Officiellement, la langue arabe est le dénominateur commun des États membres. Toutefois, la langue arabe n'est pas la langue officielle de deux de ses États membres: la Somalie et Djibouti. Par ailleurs, les populations des Berbères de l'Afrique du Nord et des Kurdes au Proche-Orient ne se reconnaissent pas comme Arabes. Après plusieurs décennies d'arabisation, la langue arabe connaît un certain recul: les sciences sont enseignées en langue française au Maroc, alors que les pays du Golfe s'orientent vers l'adoption de la langue anglaise.

Rivalités internes

La Ligue arabe se présente comme une organisation politique. Depuis sa création, son parcours est marqué par son opposition à Israël et par des dissensions internes, depuis l'époque où le nationalisme nassérien était en conflit avec les monarchies arabes, et jusqu'à ce jour, car la tension entre sunnites et chiites divise les membres de la Ligue arabe.

Durant les années 1950, les pays républicains et les monarchies ont vécu à couteaux tirés. L'Égypte a envahi le Yémen pour mieux encercler l'Arabie riche en pétrole. Le Maroc et l'Algérie ont un conflit frontalier larvé. La Syrie et l'Irak se sont fait la compétition d'influence au Liban. Une force de dissuasion de la Ligue arabe a été envoyée au Liban durant les années de guerre civile, mais sans effet notable. L'Irak de Saddam Hussein a envahi le Koweït en 1990. Quant à la Libye du colonel Kadhafi, elle a contracté de multiples alliances bombastiques suivies de désunions non moins fracassantes avec plusieurs pays arabes. En ces jours, la majorité des pays sunnites s'opposent militairement au régime syrien et aux Houtis du Yémen, tous deux affidés de l'Iran chiite.

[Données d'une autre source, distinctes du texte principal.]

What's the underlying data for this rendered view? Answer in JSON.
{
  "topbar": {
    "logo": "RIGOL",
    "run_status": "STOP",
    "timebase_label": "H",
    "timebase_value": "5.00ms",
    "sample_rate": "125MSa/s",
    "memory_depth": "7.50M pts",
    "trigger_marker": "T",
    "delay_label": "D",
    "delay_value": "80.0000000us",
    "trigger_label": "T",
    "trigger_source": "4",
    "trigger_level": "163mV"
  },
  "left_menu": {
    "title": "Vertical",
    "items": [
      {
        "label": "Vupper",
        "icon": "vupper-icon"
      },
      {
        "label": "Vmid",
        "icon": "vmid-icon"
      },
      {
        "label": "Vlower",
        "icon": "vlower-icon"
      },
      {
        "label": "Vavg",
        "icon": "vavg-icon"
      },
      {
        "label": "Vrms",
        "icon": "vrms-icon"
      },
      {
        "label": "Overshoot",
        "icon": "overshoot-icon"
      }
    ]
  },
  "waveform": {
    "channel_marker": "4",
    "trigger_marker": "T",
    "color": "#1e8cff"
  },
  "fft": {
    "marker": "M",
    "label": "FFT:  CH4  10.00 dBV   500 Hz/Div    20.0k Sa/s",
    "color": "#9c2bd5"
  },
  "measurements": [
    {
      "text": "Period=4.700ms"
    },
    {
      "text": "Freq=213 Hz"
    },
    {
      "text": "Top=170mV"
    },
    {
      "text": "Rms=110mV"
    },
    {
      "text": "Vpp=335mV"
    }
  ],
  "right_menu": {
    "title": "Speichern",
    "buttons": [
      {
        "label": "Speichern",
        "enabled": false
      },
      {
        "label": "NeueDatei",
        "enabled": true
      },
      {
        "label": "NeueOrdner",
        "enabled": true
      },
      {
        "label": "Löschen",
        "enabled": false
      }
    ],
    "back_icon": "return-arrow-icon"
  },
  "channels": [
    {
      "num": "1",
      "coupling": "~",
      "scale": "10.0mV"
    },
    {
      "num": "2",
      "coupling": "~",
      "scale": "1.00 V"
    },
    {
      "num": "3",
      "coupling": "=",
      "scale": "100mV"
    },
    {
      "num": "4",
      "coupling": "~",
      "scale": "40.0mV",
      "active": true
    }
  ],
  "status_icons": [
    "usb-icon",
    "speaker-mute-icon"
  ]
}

À noter que la Ligue arabe a refusé de mettre en application l'arrêt du président soudanais Omar El-Béchir, accusé de génocide et de crimes de guerre par la Cour pénale internationale.

La rivalité entre pays arabes déborde sur l'économie: les échanges économiques entre pays arabes ne dépassent pas 10 % des échanges économiques globaux; l'Algérie préfère importer des tomates d'Italie à prix fort plutôt que d'en acheter du Maroc. En outre, les produits israéliens sont écoulés d'une façon officieuse et sont appréciés dans de nombreux pays arabes. Mais l'opposition officielle à Israël a été une constante durant les dernières décennies.

L'opposition à Israël

L'antagonisme cultivé envers l'État d'Israël vient voiler une tout autre réalité: celle des désaccords profonds entre les États arabes.

Ce qui frappe l'observateur est l'ensemble des mesures négatives prises par la Ligue arabe: décision de déposséder les citoyens juifs en 1947, boycott économique et culturel d'Israël, opposition au détournement des eaux du Jourdain par Israël à des fins d'irrigation, refus systématique de considérer la paix.

Il ne peut y avoir de pensée libre et libérée tant et autant que l'on sera subjugué par des interdits.

Lorsque l'Égypte a signé un traité de paix avec Israël, elle a été exclue de la Ligue arabe et il a fallu tous les talents diplomatiques d'Hassan II, roi du Maroc, pour la réintégrer. Bien que la Ligue arabe ait saturé les instances internationales de résolutions sur les réfugiés palestiniens, aucune considération n'a jamais été donnée aux réfugiés juifs des pays arabes, pourtant plus nombreux, ou même à l'incitation à la haine dans les médias moyen-orientaux.

Après le 11 septembre 2001, l'Arabie a lancé une initiative de paix entérinée par la Ligue arabe, proposant de troquer une reconnaissance d'Israël contre un retrait complet aux frontières d'avant la guerre des Six Jours. Cette proposition a été refusée par Israël, qui est prêt à la considérer seulement comme élément de négociation non définitif.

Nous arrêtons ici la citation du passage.